Although ICP4 exhibited a dense binding pattern at early times (2 hpi), with relatively broad, overlapping peaks we were able to determine high confidence binding sites. The final sites were consistent between biological replicates. We analyzed 100 bp extensions from the summits of the peaks seen at all 3 times (Fig. 1E) for motif discovery. DTSGKBDTBNHSG was the only motif discovered (Fig. 1B), where D is A, G, T; S is C or G; K is G or T; B is C, G, T; H is A, C, T. This binding motif was very close to that previously discovered using in vitro techniques, RTCGTCNNYNYSG (DiDonato et al., 1991). These minor deviations may be due to protein partners or DNA binding proteins altering the binding ability of ICP4 in vivo.
These results demonstrate that ICP4 binds to specific sites, but also coats the genome early in infection forming a type of nucleoprotein. Due to mass action, ICP4-nucleoprotein changes as infection proceeds, limiting binding to predominantly strong cognate binding sites as the number of genomes increase due to replication.

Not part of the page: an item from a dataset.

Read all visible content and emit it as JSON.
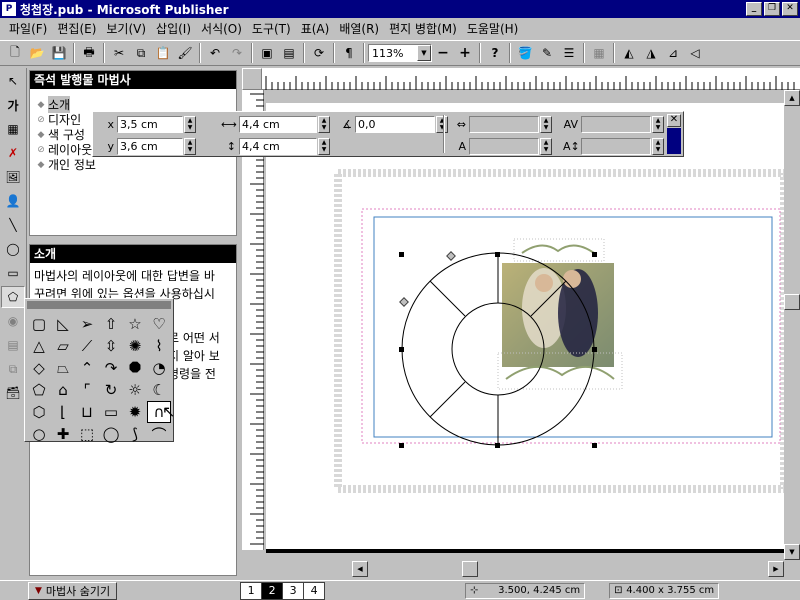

ICP4 stabilizes GTF binding promoting cooperative preinitiation complex (PIC) assembly
We wanted to investigate how the formation of ICP4-nucleoprotein affects the transcription factor landscape across the viral genome. We compared the binding of ICP4, Pol II, TATA-binding protein (TBP), SP1, Med1, and Med23 in ICP4 null (n12) and wild-type (WT) HSV-1 infected human fibroblasts at 2.5 hpi by ChIP-Seq (Fig. S1). In the absence of ICP4, we observed a decrease in binding for all the factors to most viral promoters, with the exception of IE genes (Fig. 2A-B), where there was an increase in binding. There were detectable, although highly reduced, peaks of TBP and SP1 binding to the UL23 promoter in the absence of ICP4. It has been previously shown that these sites are functional in the n12 background reflecting the basal binding activity of TBP and SP1 (Imbalzano et al., 1991) (Fig. 2B). Similar to UL23 we observed TBP and SP1 bound to select E promoters in the absence of ICP4, namely UL23, UL29, UL39, and UL50 (Fig. S1).

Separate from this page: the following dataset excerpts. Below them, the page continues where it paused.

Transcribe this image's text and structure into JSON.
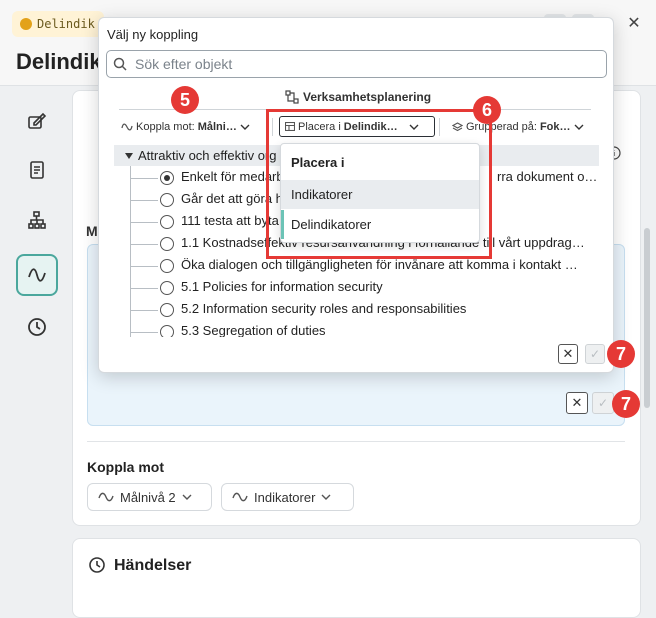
{
  "app": {
    "tab_label": "Delindik",
    "page_title": "Delindik",
    "close_glyph": "✕"
  },
  "sidebar": {
    "items": [
      {
        "icon": "edit-icon"
      },
      {
        "icon": "document-icon"
      },
      {
        "icon": "hierarchy-icon"
      },
      {
        "icon": "wave-icon",
        "active": true
      },
      {
        "icon": "clock-icon"
      }
    ]
  },
  "background": {
    "section_label_partial": "M",
    "koppla_mot_title": "Koppla mot",
    "chips": [
      {
        "label": "Målnivå 2"
      },
      {
        "label": "Indikatorer"
      }
    ],
    "handelser_title": "Händelser"
  },
  "popup": {
    "title": "Välj ny koppling",
    "search_placeholder": "Sök efter objekt",
    "context_label": "Verksamhetsplanering",
    "filters": {
      "koppla_mot_prefix": "Koppla mot:",
      "koppla_mot_value": "Målni…",
      "placera_prefix": "Placera i",
      "placera_value": "Delindik…",
      "grupperad_prefix": "Grupperad på:",
      "grupperad_value": "Fok…"
    },
    "tree": {
      "root_label": "Attraktiv och effektiv org",
      "items": [
        {
          "label": "Enkelt för medarb",
          "label_end": "rra dokument o…",
          "checked": true
        },
        {
          "label": "Går det att göra h",
          "label_end": "",
          "checked": false
        },
        {
          "label": "111 testa att byta",
          "label_end": "",
          "checked": false
        },
        {
          "label": "1.1 Kostnadseffektiv resursanvändning i förhållande till vårt uppdrag…",
          "label_end": "",
          "checked": false
        },
        {
          "label": "Öka dialogen och tillgängligheten för invånare att komma i kontakt …",
          "label_end": "",
          "checked": false
        },
        {
          "label": "5.1 Policies for information security",
          "label_end": "",
          "checked": false
        },
        {
          "label": "5.2 Information security roles and responsabilities",
          "label_end": "",
          "checked": false
        },
        {
          "label": "5.3 Segregation of duties",
          "label_end": "",
          "checked": false
        }
      ]
    },
    "dropdown": {
      "title": "Placera i",
      "options": [
        {
          "label": "Indikatorer",
          "hover": true
        },
        {
          "label": "Delindikatorer",
          "selected": true
        }
      ]
    },
    "cancel_glyph": "✕",
    "confirm_glyph": "✓"
  },
  "annotations": {
    "badge_5": "5",
    "badge_6": "6",
    "badge_7a": "7",
    "badge_7b": "7",
    "color": "#e53935"
  },
  "colors": {
    "accent": "#4aa79d",
    "selected_marker": "#6cc3b6",
    "annotation": "#e53935"
  }
}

Med1 and Med23 bound the viral genome with an almost identical pattern (Fig. S1, Fig. 2), indicating they are parts of the Mediator complex bound early during viral infection. In WT infected cells, the binding of Mediator concentrated near the starts sites of ICP4-induced viral genes. However, the Mediator complex also densely coated the viral genome, resembling the ICP4 binding pattern. This dense coating was completely absent in n12 infection, demonstrating this phenotype is not an artifact of the IP. We suspect this reflects the fact that ICP4 and Mediator interact.
In the absence of ICP4, the binding of Pol II was reduced the most compared to the other transcription factors (Fig. 2A). This magnified difference is likely a result of the cooperative nature of Pol II recruitment requiring multiple protein-protein interactions. In summary ICP4 was required for robust recruitment of all GTF’s tested, cooperatively recruiting Pol II to E and L promoters. The difference between n12 and WT shows the extent by which ICP4 mediated recruitment and bolstered the frequency of PIC assembly. IE promoters retained robust GTF recruitment via an independent mechanism involving a complex consisting of Oct-1, HCF and VP16 binding to TAATGARAT promoter elements (Preston et al., 1988; Stern and Herr, 1991; Stern et al., 1989)
Genome bound ICP4 does not affect accessibility
Part of the mechanism of ICP4 action in the recruitment of GTFs to the genome may involve a role in the exclusion of repressive chromatin. To address this hypothesis, we investigated the relationship between presence of ICP4, the abundance of histones, and the accessibility of the genome. We used ChIP-Seq to compare the binding of ICP4, Pol II, and histone H3 in n12 and WT HSV-1 infected human fibroblasts at 2 hpi (Fig. 3). We found in both WT and n12 infection that the number of H3 reads mapped to the viral genome was 100-fold less than ICP4, and the pattern was nearly identical to input reads (Fig. 3A), with R2 correlations of 0.0004 and 0.02 (Fig S2). These data demonstrated H3 binding to the viral genome was minimal and not reproducible. Furthermore, H3 binding was still minimal in the absence of ICP4 (n12). This was not due to technical issues as the number and quality of H3 reads mapped to the cellular genome for the same samples was approximately 10 million with R2 correlations of ≥0.97 (Fig. S3). We saw a similar trend with H3K4me3, H3K27ac, H3K9me3, and H3K27me3 reads mapped to the viral genome (Fig S2&4).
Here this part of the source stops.